1. **Setup Environment**: Install necessary libraries and tools.
2. **Load and Preprocess Data**: Obtain translation pairs and tokenize them.
3. **Configure Model**: Load a pre-trained Seq2Seq model and prepare it for fine-tuning.
4. **Train Model**: Use the prepared dataset and defined parameters to train the model.
5. **Perform Inference**: Test the model with new input and decode the results.

Each component plays a crucial role in building a functional and effective translation model, and understanding these concepts helps in making adjustments and improvements to the workflow.

In [None]:
!nvidia-smi

!pip install datasets transformers[sentencepiece] sacrebleu -q

!pip install --upgrade accelerate
!pip uninstall -y transformers accelerate
!pip install transformers accelerate

import os
import sys
import transformers
import tensorflow as tf
from datasets import load_dataset
from transformers import AutoTokenizer
from transformers import TFAutoModelForSeq2SeqLM, DataCollatorForSeq2Seq
from transformers import AdamWeightDecay

model_checkpoint = "Helsinki-NLP/opus-mt-en-hi"
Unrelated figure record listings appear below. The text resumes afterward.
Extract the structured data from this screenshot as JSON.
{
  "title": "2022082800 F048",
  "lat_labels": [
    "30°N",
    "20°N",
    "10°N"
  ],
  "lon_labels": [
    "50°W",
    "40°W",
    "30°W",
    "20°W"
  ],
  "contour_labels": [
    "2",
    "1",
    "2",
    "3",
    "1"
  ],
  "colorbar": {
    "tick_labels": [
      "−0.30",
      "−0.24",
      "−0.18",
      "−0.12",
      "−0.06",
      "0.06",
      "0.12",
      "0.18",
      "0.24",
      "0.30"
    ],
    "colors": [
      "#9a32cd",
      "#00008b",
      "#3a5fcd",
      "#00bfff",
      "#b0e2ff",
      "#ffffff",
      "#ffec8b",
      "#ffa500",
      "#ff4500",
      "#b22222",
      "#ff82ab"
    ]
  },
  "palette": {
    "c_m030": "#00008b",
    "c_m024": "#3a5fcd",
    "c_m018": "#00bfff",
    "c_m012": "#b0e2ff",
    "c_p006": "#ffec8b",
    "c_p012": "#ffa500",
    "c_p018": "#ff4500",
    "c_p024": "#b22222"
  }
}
raw_datasets = load_dataset("cfilt/iitb-english-hindi")

raw_datasets

raw_datasets['train'][1]

tokenizer = AutoTokenizer.from_pretrained(model_checkpoint)

max_input_length = 128
max_target_length = 128

source_lang = "en"
target_lang = "hi"

def preprocess_function(examples):
    inputs = [ex[source_lang] for ex in examples["translation"]]
    targets = [ex[target_lang] for ex in examples["translation"]]
    model_inputs = tokenizer(inputs, max_length=max_input_length, truncation=True)

    with tokenizer.as_target_tokenizer():
        labels = tokenizer(targets, max_length=max_target_length, truncation=True)
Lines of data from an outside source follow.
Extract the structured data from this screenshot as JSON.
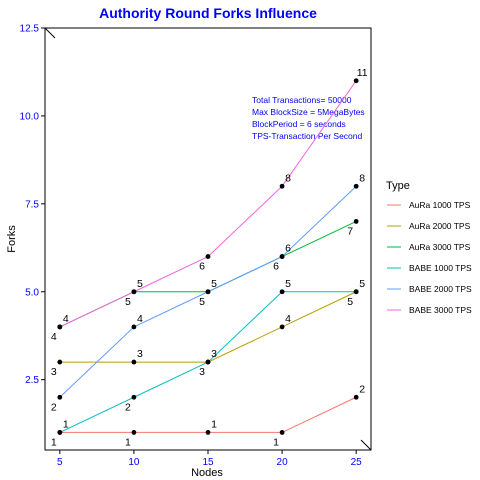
{
  "chart_data": {
    "type": "line",
    "title": "Authority Round Forks Influence",
    "xlabel": "Nodes",
    "ylabel": "Forks",
    "x": [
      5,
      10,
      15,
      20,
      25
    ],
    "xlim": [
      4,
      26
    ],
    "ylim": [
      0.5,
      12.5
    ],
    "xticks": [
      "5",
      "10",
      "15",
      "20",
      "25"
    ],
    "yticks": [
      "2.5",
      "5.0",
      "7.5",
      "10.0",
      "12.5"
    ],
    "yticks_values": [
      2.5,
      5.0,
      7.5,
      10.0,
      12.5
    ],
    "grid": false,
    "legend_title": "Type",
    "legend_position": "right",
    "annotations": [
      "Total Transactions= 50000",
      "Max BlockSize = 5MegaBytes",
      "BlockPeriod = 6 seconds",
      "TPS-Transaction Per Second"
    ],
    "series": [
      {
        "name": "AuRa 1000 TPS",
        "color": "#F8766D",
        "values": [
          1,
          1,
          1,
          1,
          2
        ],
        "label_side": [
          "below",
          "below",
          "above",
          "below",
          "above"
        ]
      },
      {
        "name": "AuRa 2000 TPS",
        "color": "#B79F00",
        "values": [
          3,
          3,
          3,
          4,
          5
        ],
        "label_side": [
          "below",
          "above",
          "below",
          "above",
          "below"
        ]
      },
      {
        "name": "AuRa 3000 TPS",
        "color": "#00BA38",
        "values": [
          4,
          5,
          5,
          6,
          7
        ],
        "label_side": [
          "below",
          "below",
          "above",
          "above",
          "below"
        ]
      },
      {
        "name": "BABE 1000 TPS",
        "color": "#00BFC4",
        "values": [
          1,
          2,
          3,
          5,
          5
        ],
        "label_side": [
          "above",
          "below",
          "above",
          "above",
          "above"
        ]
      },
      {
        "name": "BABE 2000 TPS",
        "color": "#619CFF",
        "values": [
          2,
          4,
          5,
          6,
          8
        ],
        "label_side": [
          "below",
          "above",
          "below",
          "below",
          "above"
        ]
      },
      {
        "name": "BABE 3000 TPS",
        "color": "#F564E3",
        "values": [
          4,
          5,
          6,
          8,
          11
        ],
        "label_side": [
          "above",
          "above",
          "below",
          "above",
          "above"
        ]
      }
    ]
  }
}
    model_inputs["labels"] = labels["input_ids"]
    return model_inputs

tokenized_datasets = raw_datasets.map(preprocess_function, batched=True)

model = TFAutoModelForSeq2SeqLM.from_pretrained(model_checkpoint)

batch_size = 16
learning_rate = 2e-5
weight_decay = 0.01
num_train_epochs = 1

data_collator = DataCollatorForSeq2Seq(tokenizer, model=model, return_tensors="tf")

generation_data_collator = DataCollatorForSeq2Seq(tokenizer, model=model, return_tensors="tf", pad_to_multiple_of=128)

tf.__version__

train_dataset = model.prepare_tf_dataset(
    tokenized_datasets["test"],
    batch_size=batch_size,
    shuffle=True,
    collate_fn=data_collator,
)


train_dataset

validation_dataset = model.prepare_tf_dataset(
    tokenized_datasets["validation"],
    batch_size=batch_size,
    shuffle=False,
    collate_fn=generation_data_collator,
)

generation_dataset = model.prepare_tf_dataset(
    tokenized_datasets["validation"],
    batch_size=8,
    shuffle=False,
    collate_fn=generation_data_collator,
)

optimizer = AdamWeightDecay(learning_rate=learning_rate, weight_decay_rate=weight_decay)
model.compile(optimizer=optimizer)

model.fit(train_dataset, validation_data=validation_dataset, epochs=1)

## Interencing

model.save_pretrained("tf_model/")

tokenizer = AutoTokenizer.from_pretrained(model_checkpoint)
model = TFAutoModelForSeq2SeqLM.from_pretrained("tf_model/")

input_text  = "I am learning Coding. How are you"

tokenized = tokenizer([input_text], return_tensors='np')
out = model.generate(**tokenized, max_length=128)
print(out)

with tokenizer.as_target_tokenizer():
    print(tokenizer.decode(out[0], skip_special_tokens=True))